# La Spaziale Vivaldi, steam, microfoam, 0.09 tip



## Nod (Sep 7, 2013)

hi

i was just posting in case anyone ever ends up in the situation i have been in. i got a second hand La Spaz and completely love it - revolutionised my espresso making (upgrade from a Rancilio Silvia). The only issue was that the steam was too powerful. I am using a small Mota jug and normally only make enough milk for my wife and me. The La Spaz is so powerful it was very hard to control the milk and make decent micro foam.

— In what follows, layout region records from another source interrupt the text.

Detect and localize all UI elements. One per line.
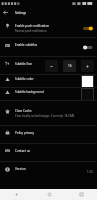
staticText: Clear locally cached images. Currently: … — [15, 114, 75, 118]
staticText: Contact us — [15, 149, 30, 153]
button[interactable]: Back — [0, 7, 11, 18]
button[interactable]: Policy privacy — [0, 126, 97, 144]
button[interactable]: Decrease — [45, 60, 58, 72]
staticText: Clear Cache — [15, 109, 32, 113]
staticText: Receive push notification — [15, 29, 47, 33]
button[interactable]: Subtitle background — [0, 88, 97, 101]
button[interactable]: Contact us — [0, 144, 97, 162]
staticText: Policy privacy — [15, 131, 34, 135]
button[interactable]: Enable push notification — [0, 18, 97, 38]
staticText: Subtitle background — [15, 90, 44, 94]
button[interactable]: Home — [33, 189, 65, 200]
staticText: Settings — [15, 11, 27, 15]
staticText: Version — [15, 167, 26, 171]
staticText: 1.0.0 — [87, 170, 93, 174]
staticText: Enable subtitles — [15, 43, 38, 47]
staticText: 16 — [68, 64, 72, 68]
button[interactable]: Recent apps — [65, 189, 97, 200]
button[interactable]: Subtitle Size — [0, 57, 97, 75]
button[interactable]: Back — [0, 189, 33, 200]
button[interactable]: Subtitle color — [0, 75, 97, 88]
button[interactable]: Toggle off — [83, 43, 97, 52]
staticText: Subtitle color — [15, 77, 34, 81]
button[interactable]: Toggle on — [83, 24, 97, 33]
button[interactable]: Version — [0, 162, 97, 181]
button[interactable]: Enable subtitles — [0, 38, 97, 57]
staticText: Subtitle Size — [15, 62, 33, 66]
button[interactable]: Clear Cache — [0, 101, 97, 126]
button[interactable]: Increase — [81, 60, 94, 72]
staticText: Enable push notification — [15, 24, 50, 28]
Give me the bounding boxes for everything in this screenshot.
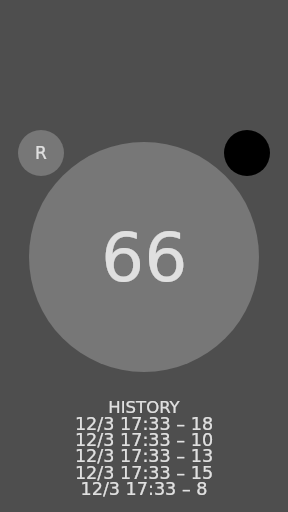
staticText: 12/3 17:33 – 15 bbox=[0, 463, 288, 483]
button[interactable]: Counter colour bbox=[224, 130, 270, 176]
staticText: 12/3 17:33 – 8 bbox=[0, 479, 288, 499]
staticText: HISTORY bbox=[0, 398, 288, 417]
staticText: 12/3 17:33 – 18 bbox=[0, 414, 288, 434]
button[interactable]: R bbox=[18, 130, 64, 176]
staticText: R bbox=[35, 143, 47, 163]
staticText: 12/3 17:33 – 10 bbox=[0, 430, 288, 450]
staticText: 12/3 17:33 – 13 bbox=[0, 446, 288, 466]
button[interactable]: Increment counter bbox=[29, 142, 259, 372]
staticText: 66 bbox=[101, 218, 188, 297]
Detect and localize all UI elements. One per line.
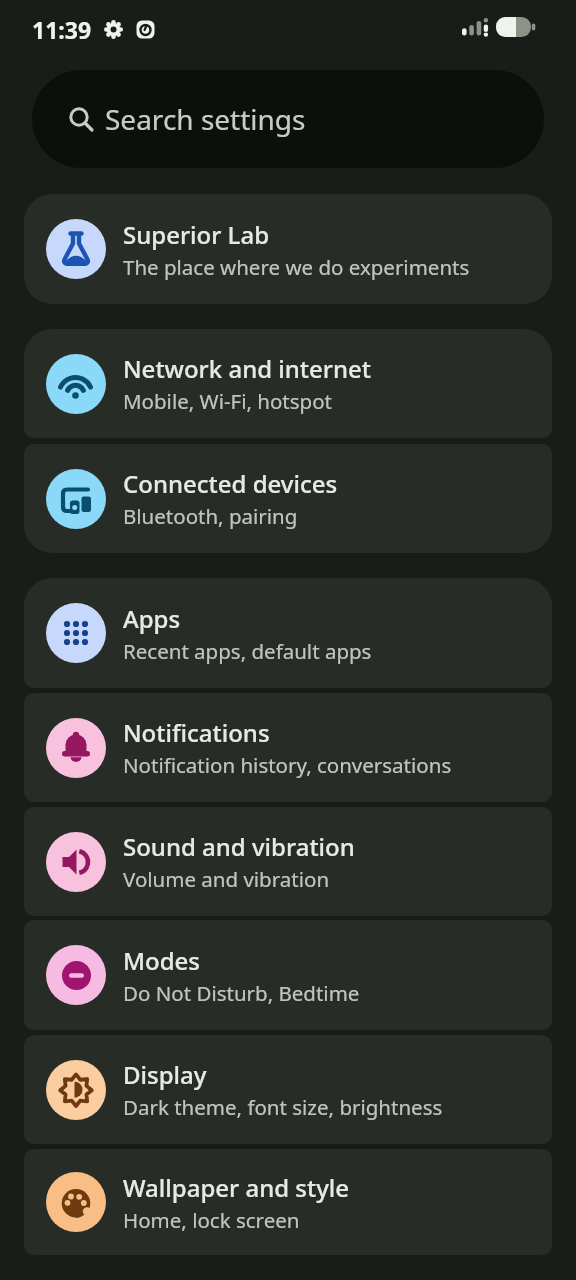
staticText: Bluetooth, pairing: [123, 502, 298, 530]
staticText: Recent apps, default apps: [123, 637, 372, 665]
button[interactable]: Connected devices: [24, 444, 552, 553]
button[interactable]: Sound and vibration: [24, 807, 552, 916]
staticText: Modes: [123, 944, 201, 977]
staticText: Display: [123, 1058, 207, 1091]
button[interactable]: Wallpaper and style: [24, 1149, 552, 1255]
staticText: Apps: [123, 602, 181, 635]
button[interactable]: Notifications: [24, 693, 552, 802]
button[interactable]: Network and internet: [24, 329, 552, 438]
button[interactable]: Superior Lab: [24, 194, 552, 304]
button[interactable]: Apps: [24, 578, 552, 688]
staticText: Mobile, Wi-Fi, hotspot: [123, 387, 332, 415]
staticText: Network and internet: [123, 352, 371, 385]
staticText: Wallpaper and style: [123, 1171, 350, 1204]
staticText: Dark theme, font size, brightness: [123, 1093, 443, 1121]
button[interactable]: Modes: [24, 920, 552, 1030]
staticText: Sound and vibration: [123, 830, 355, 863]
staticText: Notifications: [123, 716, 270, 749]
staticText: Notification history, conversations: [123, 751, 452, 779]
staticText: Home, lock screen: [123, 1206, 300, 1234]
staticText: Do Not Disturb, Bedtime: [123, 979, 360, 1007]
staticText: Volume and vibration: [123, 865, 330, 893]
staticText: Superior Lab: [123, 218, 270, 251]
staticText: The place where we do experiments: [123, 253, 470, 281]
button[interactable]: Display: [24, 1035, 552, 1144]
staticText: Search settings: [105, 100, 306, 138]
staticText: 11:39: [32, 14, 92, 44]
staticText: Connected devices: [123, 467, 338, 500]
button[interactable]: Search settings: [32, 70, 544, 168]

To cut a long story short, i tried many things but then took a gamble and bought the 'famous' 0.09 mm 4 x hole steam wand tip from Chris Coffee in USA. i needed to ring them to arrange postage to the UK and they charged me $10 plus $15 for the tip. I must admit it arrived Saturday and is AMAZING&#8230; it really does make a massive difference and, even though i am not very experienced or skilled, i can now make very good micro foam and milk. It was definitely worth it.

Hope this help someone at some stage

Cheers


----------



## PIP (Dec 30, 2010)

Hi. Still recommend this tip over the stock 3 hole?


----------



## ronsil (Mar 8, 2012)

Nothing beats the 0.09 tip for up to 320ml jugs on the Vivaldi.


----------



## hotmetal (Oct 31, 2013)

0.9mm surely? 0.09mm would be unfeasibly microscopic.


----------



## mremanxx (Dec 30, 2014)

Thanks, might look into this for the Isomac, assuming postage to the UK would be $10 for more than one I would be happy if I went ahead to get them then pass them onwards.


----------



## ronsil (Mar 8, 2012)

hotmetal said:


> 0.9mm surely? 0.09mm would be unfeasibly microscopic.


Absolutely correct those '0's creep in unexpectedly when typing.


----------